Tecrübeli arkadaşlar yazarın bu üslubu ileride düzeliyor mu yoksa ben kitabı okumaya devam ettiğim müddetçe sayıp sövmeye devam mı edeceğim ? Bilgilendirirseniz sevinirim.
Ayrıca bu ilk kitabın basılması bana göre mucize sayılır. Hangi yayınevi ilk defa cesaret edip basmış tebrik ediyorum. Bizim yayınevlerimizin çevirip basmamasını da anlayışla karşılıyorum. Kurgu romanlara gönül vermişlerden başka kim sabredip okur ki bu ilk kitabı.
Serinin ilk kitabı fanlar tarafından en zayıf olarak görülüyor. Yazarın üslubunun da ikinci kitapla rayına oturduğunu söyleyebilirim. Ancak kitaplar devasa kalmaya devam edecek. Karakterleri kullanım şekli de pek değişmeyecek. Her fantastik severin seriyi okumasını istesem de Malazan pek sizlik değil gibi.
Fantastik kurguya gönül vermiş birisi olarak, öznel zevklerim dahilinde, özgün ve düzgün ne yazılmışsa okurum. Dolayısıyla bu kitabın teknik yazım ve hikaye kurgusunun niteliği bakımından zayıf olduğunu kabul etmekle beraber evren yaratımı ve okuyucuyu fantastikliğin içine dahil etme konusunda başarılı bir iş yaptığını düşünüyorum.

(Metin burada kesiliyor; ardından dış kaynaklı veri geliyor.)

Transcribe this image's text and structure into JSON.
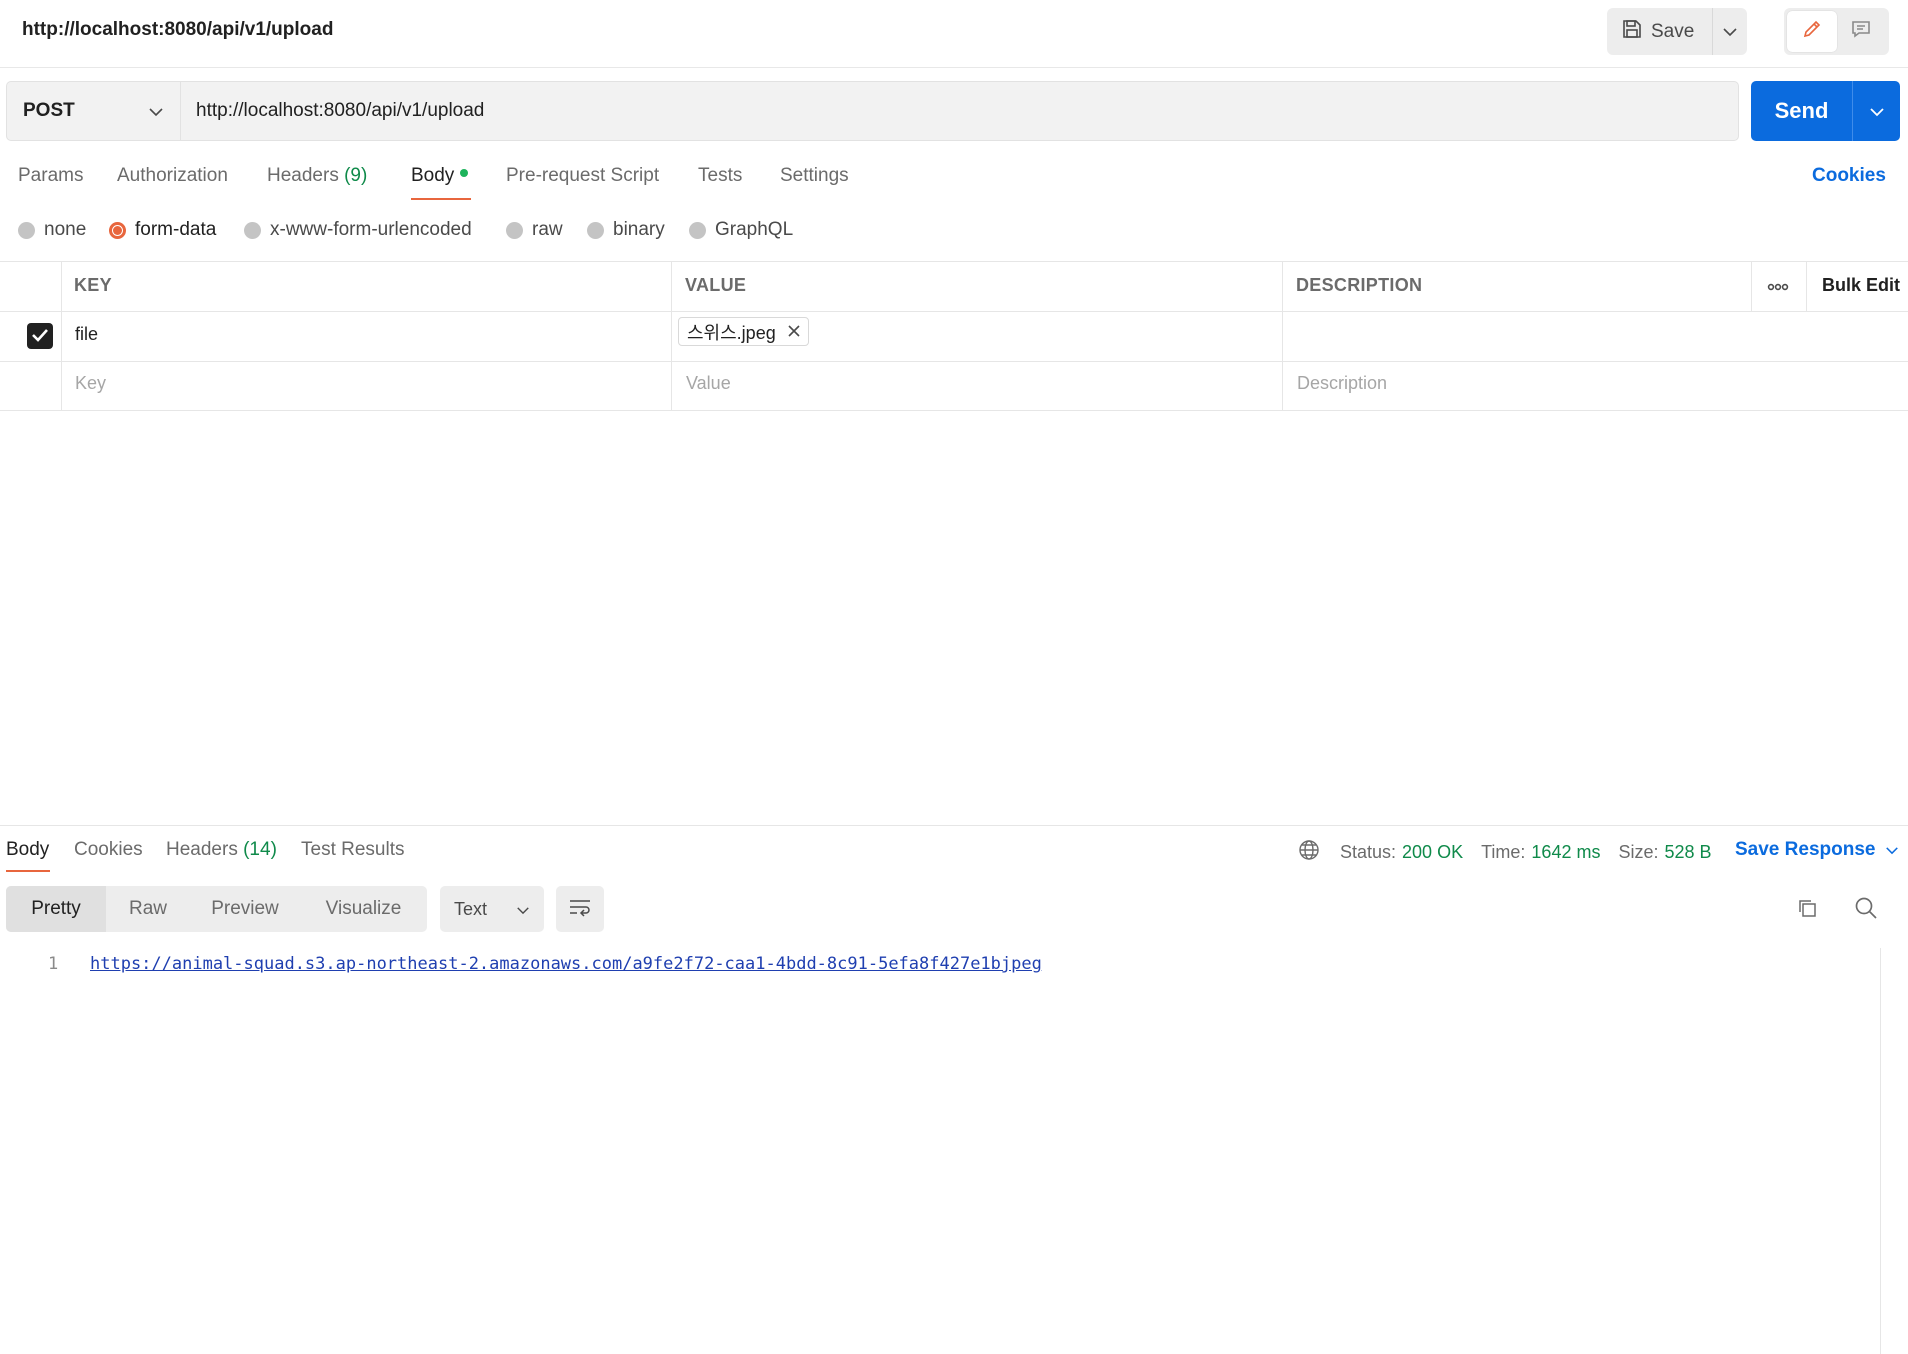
{
  "header": {
    "title": "http://localhost:8080/api/v1/upload",
    "save_label": "Save"
  },
  "request": {
    "method": "POST",
    "url": "http://localhost:8080/api/v1/upload",
    "send_label": "Send"
  },
  "tabs": {
    "params": "Params",
    "authorization": "Authorization",
    "headers_label": "Headers",
    "headers_count": "(9)",
    "body": "Body",
    "pre_request": "Pre-request Script",
    "tests": "Tests",
    "settings": "Settings",
    "cookies": "Cookies"
  },
  "body_types": {
    "none": "none",
    "form_data": "form-data",
    "urlencoded": "x-www-form-urlencoded",
    "raw": "raw",
    "binary": "binary",
    "graphql": "GraphQL",
    "selected": "form-data"
  },
  "table": {
    "headers": {
      "key": "KEY",
      "value": "VALUE",
      "description": "DESCRIPTION",
      "bulk_edit": "Bulk Edit"
    },
    "rows": [
      {
        "checked": true,
        "key": "file",
        "value": "스위스.jpeg",
        "description": ""
      }
    ],
    "placeholders": {
      "key": "Key",
      "value": "Value",
      "description": "Description"
    }
  },
  "response": {
    "tabs": {
      "body": "Body",
      "cookies": "Cookies",
      "headers_label": "Headers",
      "headers_count": "(14)",
      "test_results": "Test Results"
    },
    "status_label": "Status:",
    "status_value": "200 OK",
    "time_label": "Time:",
    "time_value": "1642 ms",
    "size_label": "Size:",
    "size_value": "528 B",
    "save_response": "Save Response",
    "views": {
      "pretty": "Pretty",
      "raw": "Raw",
      "preview": "Preview",
      "visualize": "Visualize"
    },
    "format": "Text",
    "line_number": "1",
    "body_text": "https://animal-squad.s3.ap-northeast-2.amazonaws.com/a9fe2f72-caa1-4bdd-8c91-5efa8f427e1bjpeg"
  },
  "colors": {
    "accent": "#e8663d",
    "primary": "#0b6bde",
    "success": "#0f8a4a"
  }
}
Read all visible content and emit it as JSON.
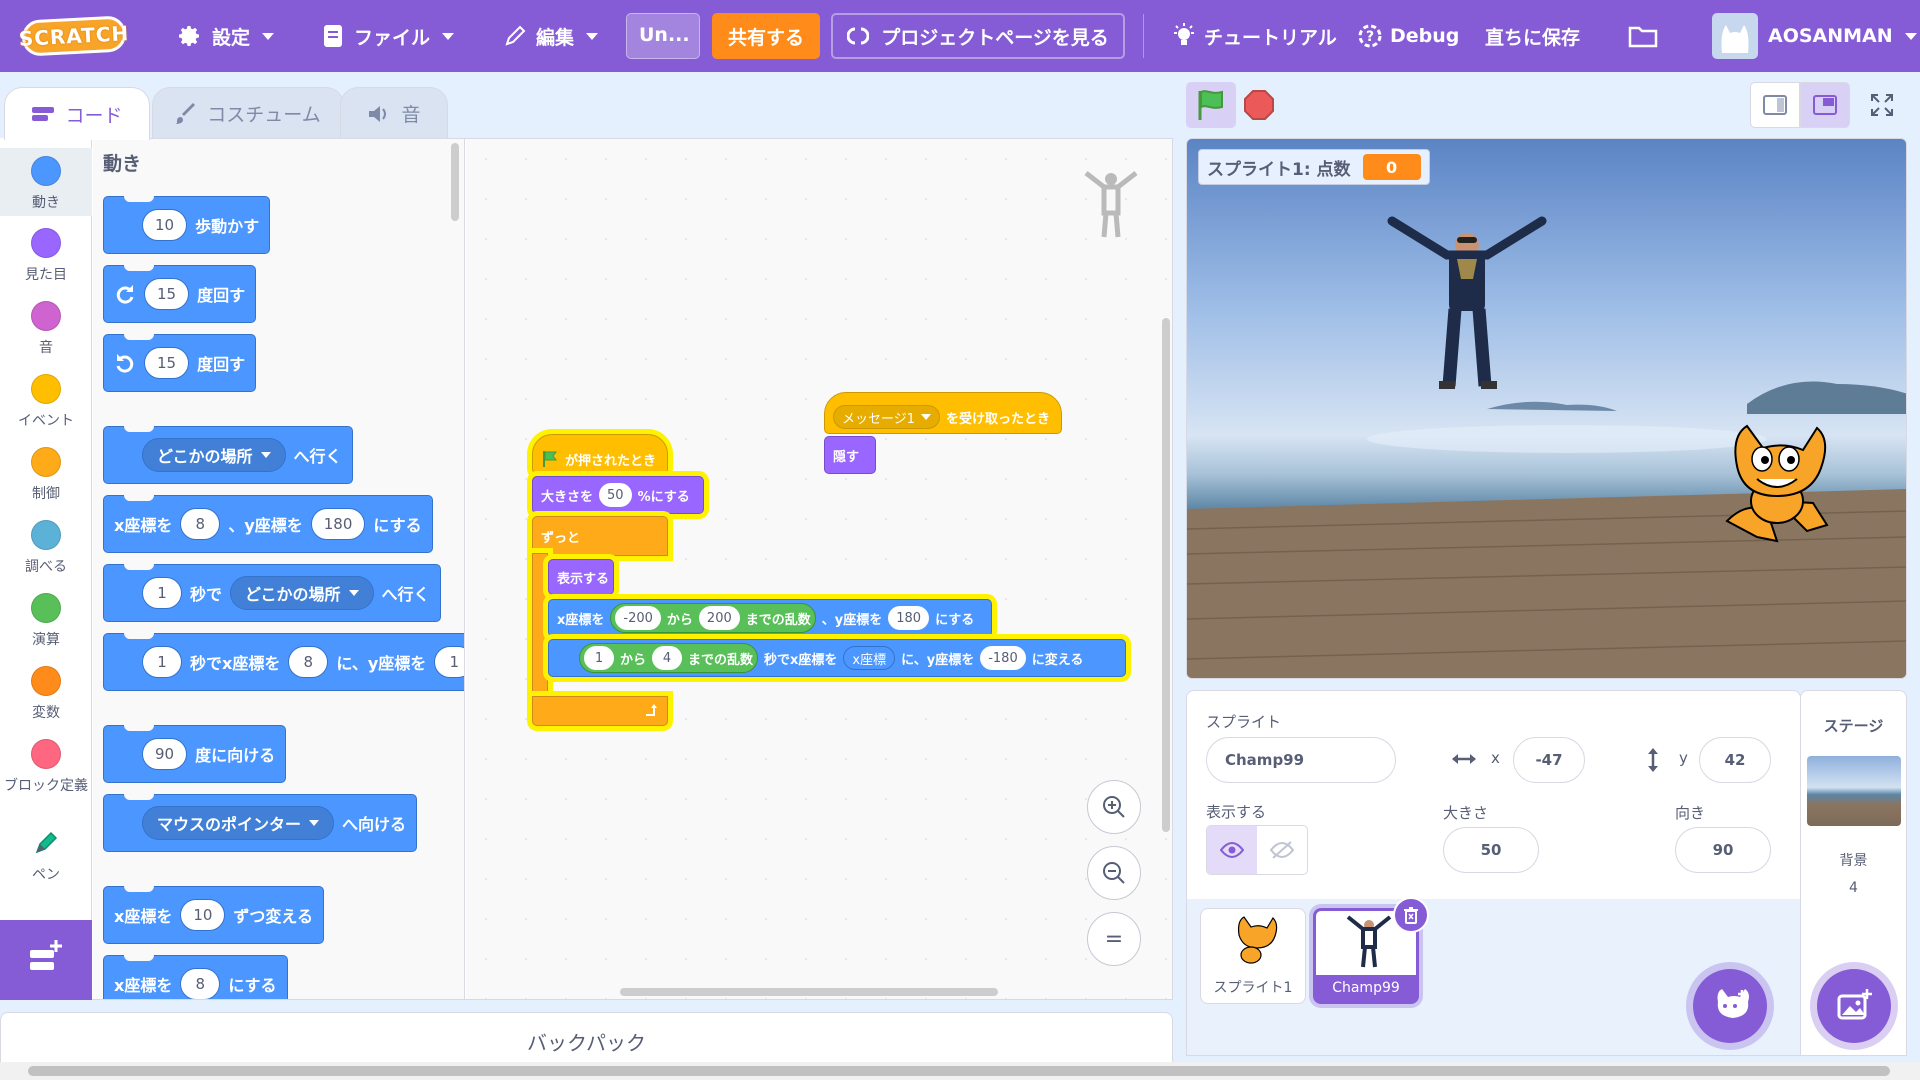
{
  "menu": {
    "logo": "SCRATCH",
    "settings": "設定",
    "file": "ファイル",
    "edit": "編集",
    "project_title": "Un...",
    "share": "共有する",
    "see_project_page": "プロジェクトページを見る",
    "tutorials": "チュートリアル",
    "debug": "Debug",
    "save_now": "直ちに保存",
    "username": "AOSANMAN"
  },
  "tabs": [
    {
      "label": "コード"
    },
    {
      "label": "コスチューム"
    },
    {
      "label": "音"
    }
  ],
  "categories": [
    {
      "label": "動き",
      "color": "#4c97ff"
    },
    {
      "label": "見た目",
      "color": "#9966ff"
    },
    {
      "label": "音",
      "color": "#cf63cf"
    },
    {
      "label": "イベント",
      "color": "#ffbf00"
    },
    {
      "label": "制御",
      "color": "#ffab19"
    },
    {
      "label": "調べる",
      "color": "#5cb1d6"
    },
    {
      "label": "演算",
      "color": "#59c059"
    },
    {
      "label": "変数",
      "color": "#ff8c1a"
    },
    {
      "label": "ブロック定義",
      "color": "#ff6680"
    },
    {
      "label": "ペン",
      "color": "#0fbd8c"
    }
  ],
  "palette": {
    "heading": "動き",
    "move": {
      "value": "10",
      "text": "歩動かす"
    },
    "turn_right": {
      "value": "15",
      "text": "度回す"
    },
    "turn_left": {
      "value": "15",
      "text": "度回す"
    },
    "goto": {
      "dropdown": "どこかの場所",
      "text": "へ行く"
    },
    "goto_xy": {
      "t1": "x座標を",
      "x": "8",
      "t2": "、y座標を",
      "y": "180",
      "t3": "にする"
    },
    "glide": {
      "secs": "1",
      "t1": "秒で",
      "dropdown": "どこかの場所",
      "t2": "へ行く"
    },
    "glide_xy": {
      "secs": "1",
      "t1": "秒でx座標を",
      "x": "8",
      "t2": "に、y座標を",
      "y": "1"
    },
    "point_dir": {
      "value": "90",
      "text": "度に向ける"
    },
    "point_towards": {
      "dropdown": "マウスのポインター",
      "text": "へ向ける"
    },
    "change_x": {
      "t1": "x座標を",
      "value": "10",
      "t2": "ずつ変える"
    },
    "set_x": {
      "t1": "x座標を",
      "value": "8",
      "t2": "にする"
    }
  },
  "script1": {
    "hat": "が押されたとき",
    "size": {
      "t1": "大きさを",
      "value": "50",
      "t2": "%にする"
    },
    "forever": "ずっと",
    "show": "表示する",
    "setxy": {
      "t1": "x座標を",
      "from": "-200",
      "t2": "から",
      "to": "200",
      "t3": "までの乱数",
      "t4": "、y座標を",
      "y": "180",
      "t5": "にする"
    },
    "glide": {
      "from": "1",
      "t1": "から",
      "to": "4",
      "t2": "までの乱数",
      "t3": "秒でx座標を",
      "x": "x座標",
      "t4": "に、y座標を",
      "y": "-180",
      "t5": "に変える"
    }
  },
  "script2": {
    "hat_dropdown": "メッセージ1",
    "hat_text": "を受け取ったとき",
    "hide": "隠す"
  },
  "workspace_zoom": {
    "in": "+",
    "out": "−",
    "reset": "="
  },
  "backpack": "バックパック",
  "stage": {
    "monitor_label": "スプライト1: 点数",
    "monitor_value": "0"
  },
  "sprite_info": {
    "sprite_label": "スプライト",
    "sprite_name": "Champ99",
    "x_label": "x",
    "x": "-47",
    "y_label": "y",
    "y": "42",
    "show_label": "表示する",
    "size_label": "大きさ",
    "size": "50",
    "direction_label": "向き",
    "direction": "90"
  },
  "sprites": [
    {
      "name": "スプライト1",
      "selected": false
    },
    {
      "name": "Champ99",
      "selected": true
    }
  ],
  "stage_panel": {
    "title": "ステージ",
    "backdrops_label": "背景",
    "backdrops_count": "4"
  }
}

@HamdemitAbi Devam kitapları ne kadar iyileşiyor? Okuyucuya ilk kitaptan sonra “oh be gözüm gönlüm açıldı.” dedirtiyor mu?
İyileştiği kısım neresi?
Bu kitaba 7 puan verdiysen, ikinci ve üçüncü kitaba 10 verirsin diye düşünüyorum. En kötü 9.5. Umarım yanılmam.
Bende heralde bu kadar ilgi çekici karakterleri hiç bir fantastik kitapta görmemiş olabilirim ki asoiaf,lotr,kral katili,zaman çarkı okumuş bir insan olarak.(Ammanas,Kotilyon,Anomander Rake,Caladon brood,Onos T’oolan)İkinci kitabı 3. kitabı merak etmeyen cidden seriden hiç keyif almamıştır heralde bitmesin diye yavaş yavaş okuyorum.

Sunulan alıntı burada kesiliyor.